Turns out, comedian and director Woody Allen was pretty much right when he said 80 percent of success is showing up. In school, as in life, absence is a dead end.
Kent ISD and its member superintendents in 2016 adopted a common definition of truancy as 10 unexcused absences, and chronic absenteeism as missing more than 10 percent of scheduled school time. For an entire school year, that would be 18 days or more absent, whether excused or unexcused. This has been in effect since the beginning of the 2016-17 school year.
While truancy is well known and understood, chronic absenteeism is less familiar, as most absences are excused by parents and, until recently, were rarely challenged by educators. That began to change approximately a decade ago through the work of education researcher Hedy Chang, who is now the executive director of Attendance Works, a national nonprofit seeking to help schools and communities combat chronic absenteeism.
Chang’s research led to the publication in 2008 of “Present, Engaged and Accounted For: The Critical Importance of Addressing Chronic Absence in the Early Grades.” This report found chronically absent students — those who miss 10 percent or more of school — do worse academically. It also revealed that one in 10 kindergarten and first-grade students nationwide miss nearly a month of school each year. In some cities, the rate is as high as one in four elementary students.
Across Kent ISD, approximately 13 percent of students are chronically absent. Like the national studies, the prevalence of chronic absenteeism varies widely from school building to building and district to district but, in virtually every instance, it is greater in buildings and communities serving the economically disadvantaged.

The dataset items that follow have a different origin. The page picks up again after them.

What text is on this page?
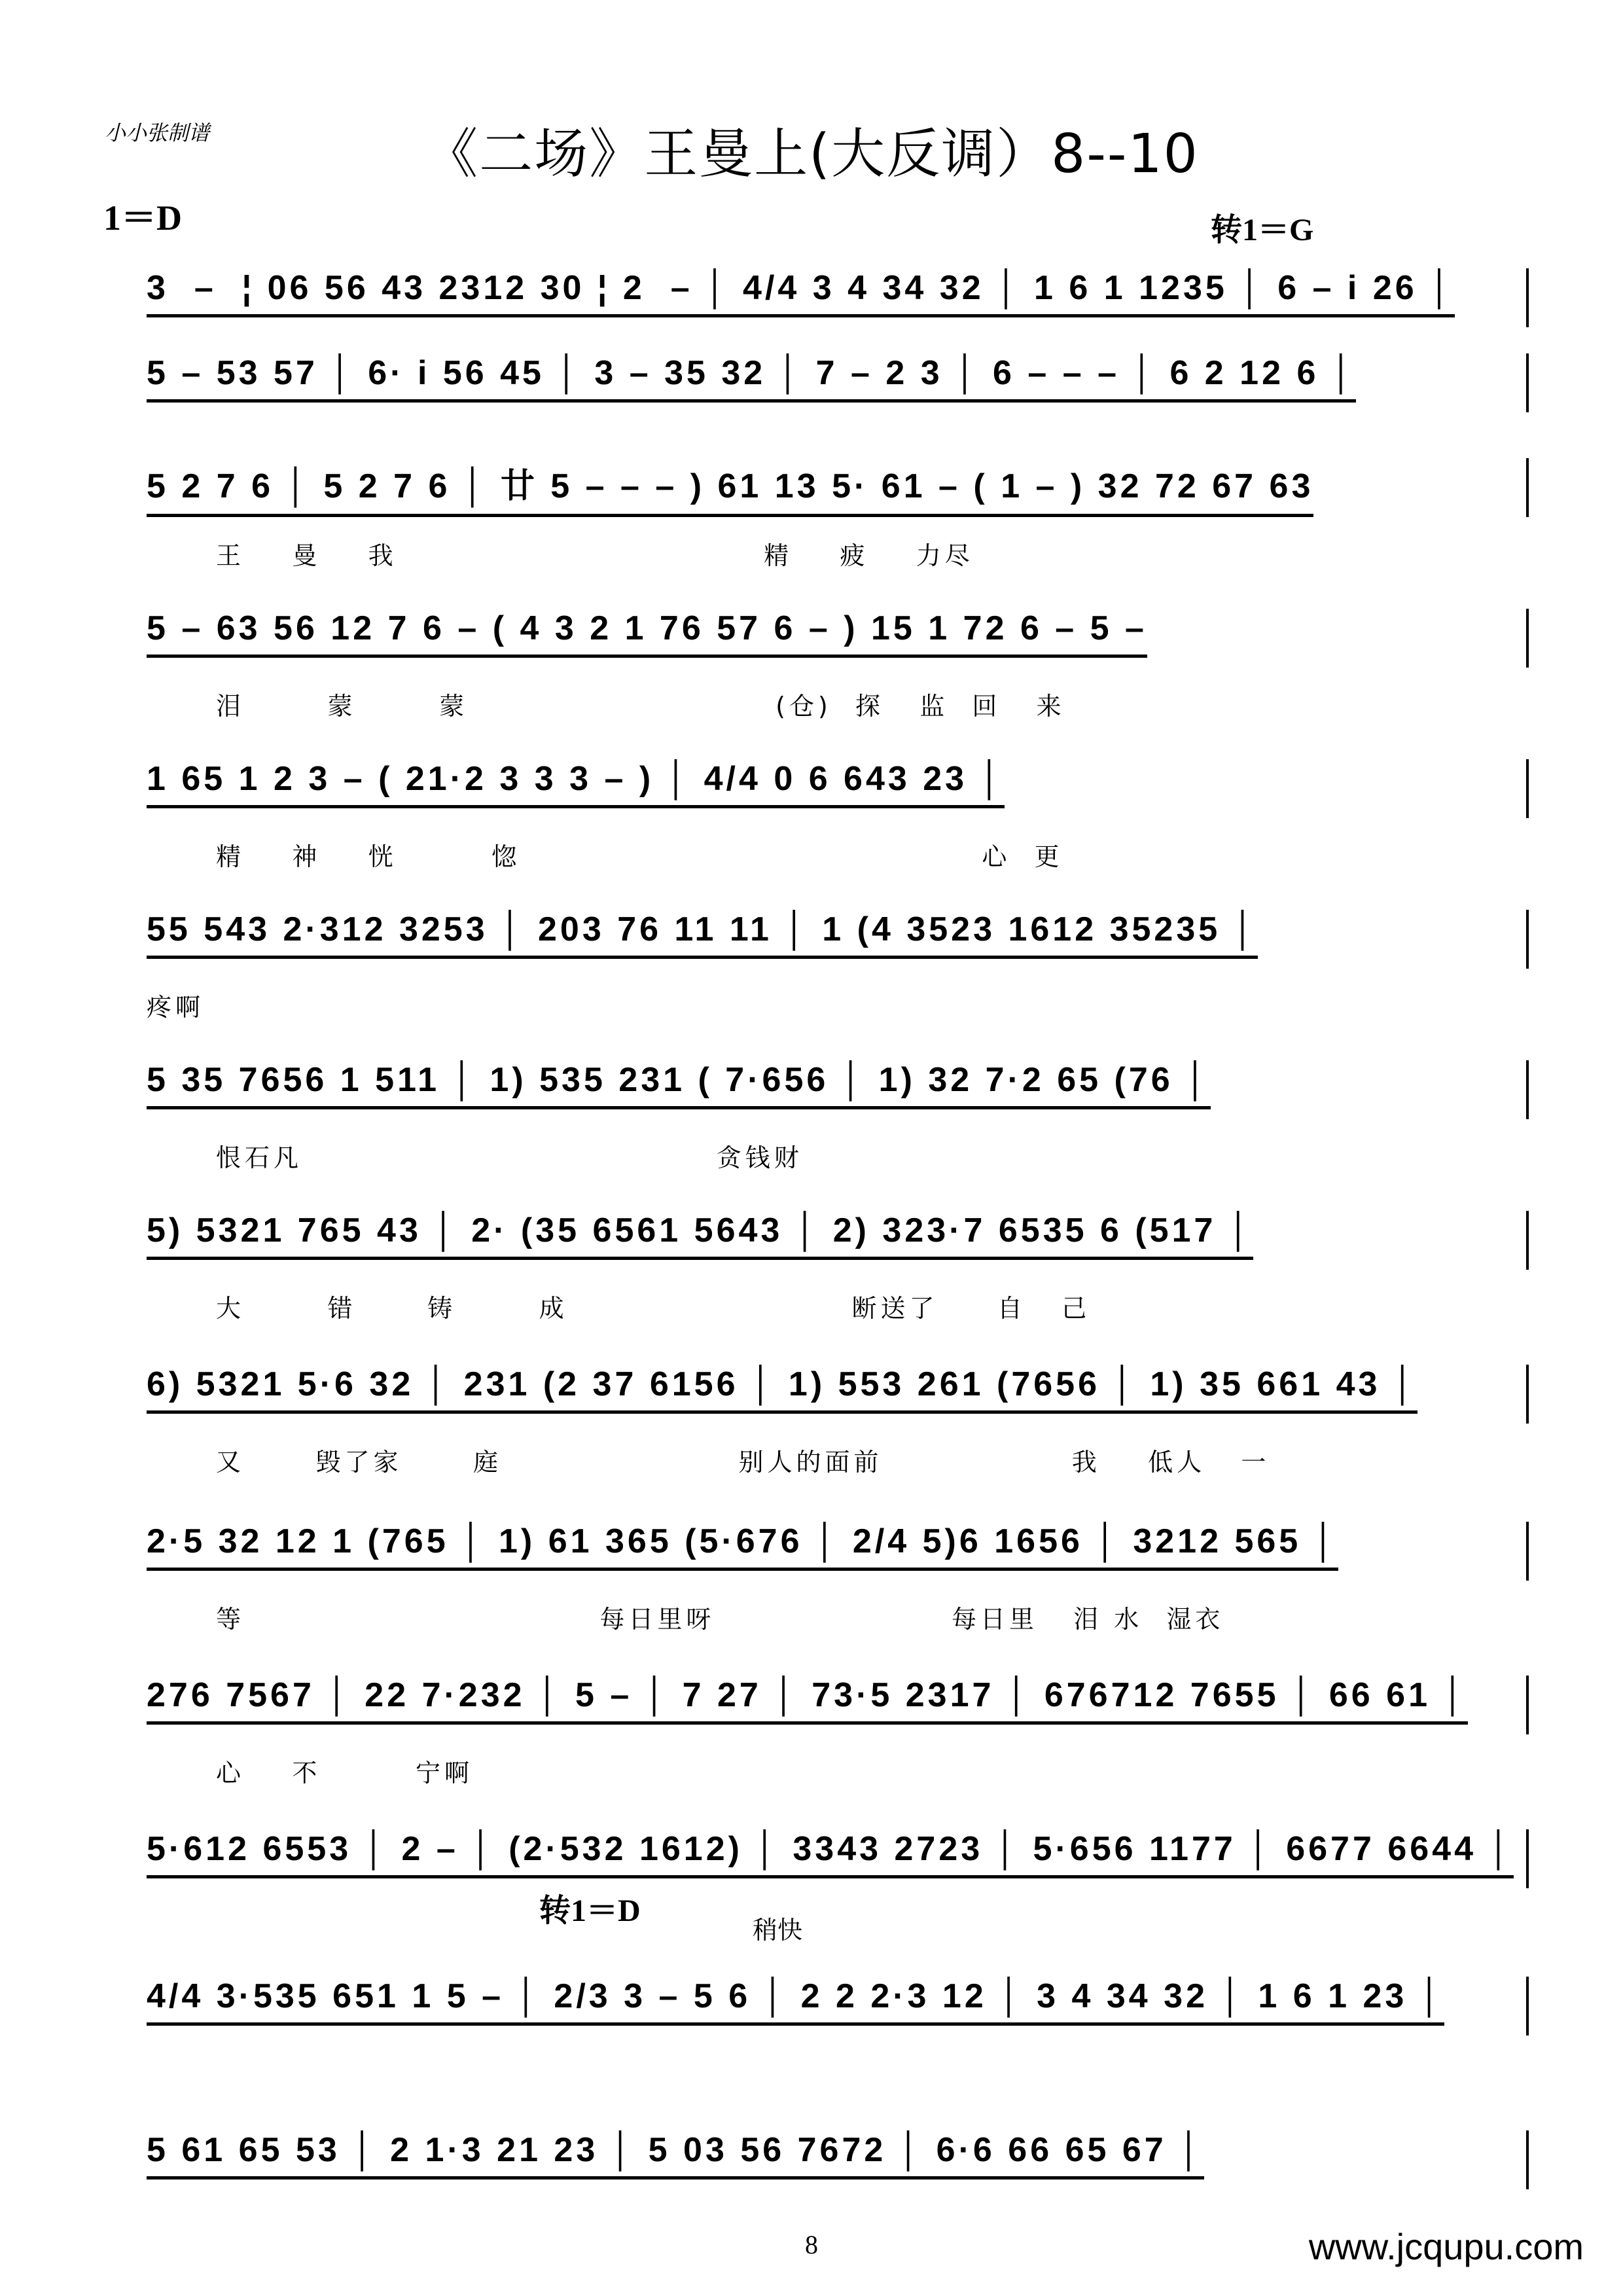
小小张制谱	《二场》王曼上(大反调）8--10
1＝D	转1＝G
转1＝D
稍快
3  –  ¦ 06 56 43 2312 30 ¦ 2  – │ 4/4 3 4 34 32 │ 1 6 1 1235 │ 6 – i 26 │
5 – 53 57 │ 6· i 56 45 │ 3 – 35 32 │ 7 – 2 3 │ 6 – – – │ 6 2 12 6 │
5 2 7 6 │ 5 2 7 6 │ 廿 5 – – – ) 61 13 5· 61 – ( 1 – ) 32 72 67 63
王    曼    我                               精    疲    力尽
5 – 63 56 12 7 6 – ( 4 3 2 1 76 57 6 – ) 15 1 72 6 – 5 –
泪       蒙       蒙                          (仓)  探   监  回   来
1 65 1 2 3 – ( 21·2 3 3 3 – ) │ 4/4 0 6 643 23 │
精    神    恍        惚                                       心  更
55 543 2·312 3253 │ 203 76 11 11 │ 1 (4 3523 1612 35235 │
疼啊
5 35 7656 1 511 │ 1) 535 231 ( 7·656 │ 1) 32 7·2 65 (76 │
恨石凡                                   贪钱财
5) 5321 765 43 │ 2· (35 6561 5643 │ 2) 323·7 6535 6 (517 │
大       错      铸       成                        断送了     自   己
6) 5321 5·6 32 │ 231 (2 37 6156 │ 1) 553 261 (7656 │ 1) 35 661 43 │
又      毁了家      庭                    别人的面前                我    低人   一
2·5 32 12 1 (765 │ 1) 61 365 (5·676 │ 2/4 5)6 1656 │ 3212 565 │
等                              每日里呀                    每日里   泪 水  湿衣
276 7567 │ 22 7·232 │ 5 – │ 7 27 │ 73·5 2317 │ 676712 7655 │ 66 61 │
心    不        宁啊
5·612 6553 │ 2 – │ (2·532 1612) │ 3343 2723 │ 5·656 1177 │ 6677 6644 │
4/4 3·535 651 1 5 – │ 2/3 3 – 5 6 │ 2 2 2·3 12 │ 3 4 34 32 │ 1 6 1 23 │
5 61 65 53 │ 2 1·3 21 23 │ 5 03 56 7672 │ 6·6 66 65 67 │
8	www.jcqupu.com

The effects of chronic absenteeism are profound. Kent ISD researcher Sunil Joy found these students are much less likely to become proficient in math or reading. Just one in four are likely to be proficient in math at eighth grade. Worse, low-income students who are chronically absent have just a 10 percent chance of being proficient. Even more startling is the effect on African-American students, with just 3 percent likely to be proficient if they are chronically absent.

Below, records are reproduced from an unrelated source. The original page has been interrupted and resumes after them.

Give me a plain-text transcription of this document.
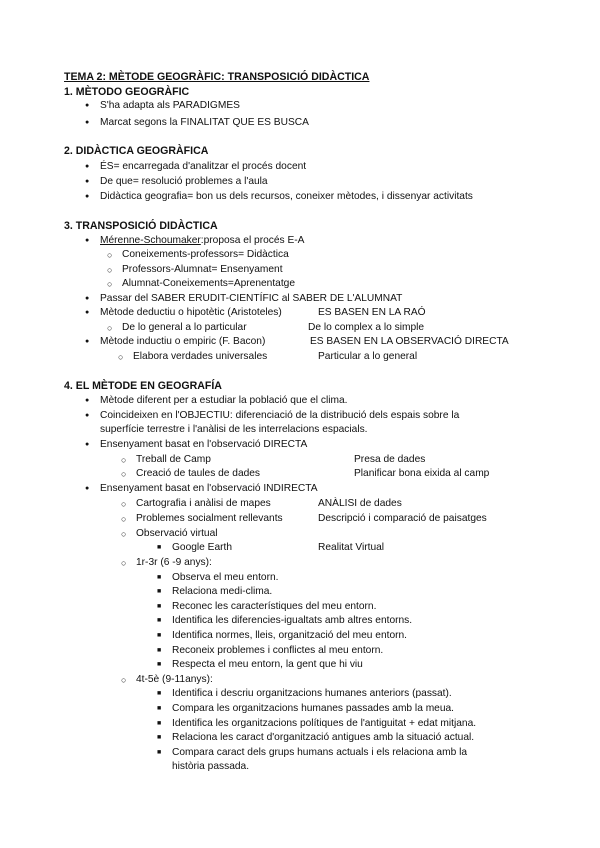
TEMA 2: MÈTODE GEOGRÀFIC: TRANSPOSICIÓ DIDÀCTICA
1. MÈTODO GEOGRÀFIC
● S'ha adapta als PARADIGMES
● Marcat segons la FINALITAT QUE ES BUSCA
2. DIDÀCTICA GEOGRÀFICA
● ÉS= encarregada d'analitzar el procés docent
● De que= resolució problemes a l'aula
● Didàctica geografia= bon us dels recursos, coneixer mètodes, i dissenyar activitats
3. TRANSPOSICIÓ DIDÀCTICA
● Mérenne-Schoumaker:proposa el procés E-A
○ Coneixements-professors= Didàctica
○ Professors-Alumnat= Ensenyament
○ Alumnat-Coneixements=Aprenentatge
● Passar del SABER ERUDIT-CIENTÍFIC al SABER DE L'ALUMNAT
● Mètode deductiu o hipotètic (Aristoteles)	ES BASEN EN LA RAÓ
○ De lo general a lo particular	De lo complex a lo simple
● Mètode inductiu o empiric (F. Bacon)	ES BASEN EN LA OBSERVACIÓ DIRECTA
○ Elabora verdades universales	Particular a lo general
4. EL MÈTODE EN GEOGRAFÍA
● Mètode diferent per a estudiar la població que el clima.
● Coincideixen en l'OBJECTIU: diferenciació de la distribució dels espais sobre la
superfície terrestre i l'anàlisi de les interrelacions espacials.
● Ensenyament basat en l'observació DIRECTA
○ Treball de Camp	Presa de dades
○ Creació de taules de dades	Planificar bona eixida al camp
● Ensenyament basat en l'observació INDIRECTA
○ Cartografia i anàlisi de mapes	ANÀLISI de dades
○ Problemes socialment rellevants	Descripció i comparació de paisatges
○ Observació virtual
■ Google Earth	Realitat Virtual
○ 1r-3r (6 -9 anys):
■ Observa el meu entorn.
■ Relaciona medi-clima.
■ Reconec les característiques del meu entorn.
■ Identifica les diferencies-igualtats amb altres entorns.
■ Identifica normes, lleis, organització del meu entorn.
■ Reconeix problemes i conflictes al meu entorn.
■ Respecta el meu entorn, la gent que hi viu
○ 4t-5è (9-11anys):
■ Identifica i descriu organitzacions humanes anteriors (passat).
■ Compara les organitzacions humanes passades amb la meua.
■ Identifica les organitzacions polítiques de l'antiguitat + edat mitjana.
■ Relaciona les caract d'organització antigues amb la situació actual.
■ Compara caract dels grups humans actuals i els relaciona amb la
història passada.
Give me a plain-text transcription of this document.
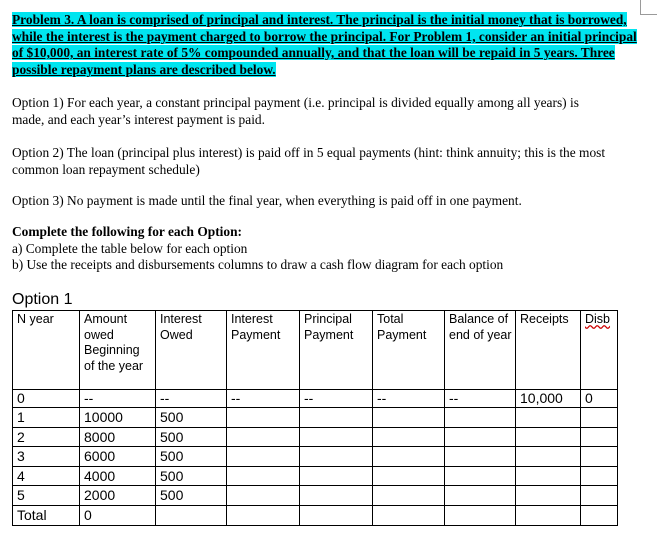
Problem 3. A loan is comprised of principal and interest. The principal is the initial money that is borrowed, while the interest is the payment charged to borrow the principal. For Problem 1, consider an initial principal of $10,000, an interest rate of 5% compounded annually, and that the loan will be repaid in 5 years. Three possible repayment plans are described below.
Option 1) For each year, a constant principal payment (i.e. principal is divided equally among all years) is made, and each year’s interest payment is paid.
Option 2) The loan (principal plus interest) is paid off in 5 equal payments (hint: think annuity; this is the most common loan repayment schedule)
Option 3) No payment is made until the final year, when everything is paid off in one payment.
Complete the following for each Option:
a) Complete the table below for each option
b) Use the receipts and disbursements columns to draw a cash flow diagram for each option
Option 1
N year	Amount owed Beginning of the year	Interest Owed	Interest Payment	Principal Payment	Total Payment	Balance of end of year	Receipts	Disb
0	--	--	--	--	--	--	10,000	0
1	10000	500						
2	8000	500						
3	6000	500						
4	4000	500						
5	2000	500						
Total	0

Although proficiency levels are somewhat higher for early literacy among chronically absent children, the numbers are just as stark — and the consequences may be more damaging. Just 40 percent of children with this level of absenteeism in their kindergarten through second-grade experience can be expected to show proficiency on third-grade reading tests. Those numbers fall to just 20 percent for low-income students and 10 percent for African Americans. The probable proficiency rate for Hispanic students is slightly above the African-American rate but below the overall low-income proficiency levels for chronically absent students.
Our districts are working hard to get at this problem. The nearly 50 school buildings within the Kent School Services Network have a laser focus on addressing the barriers to attendance for students. The social workers and clinicians of KSSN work to identify and attack domestic issues ranging from mental health to inadequate clothing. This work has been underway for a decade and is cited as a national example by the Attendance Works organization as a success story. So, too, is the “Strive for Less than 5” attendance campaign created by the Grand Rapids Public Schools, which is now being studied for implementation across all 20 districts in Kent ISD.
The value of the Strive For Less Than 5 campaign is its uniform message to all children, families and community partners. Attendance is important, and parents and their children should strive for fewer than five absences a year.
So, with a nod to Woody, let’s all make an effort to Be There. Be in attendance. Showing up is a big part of life, and success. But let’s make it 90 percent instead of 80.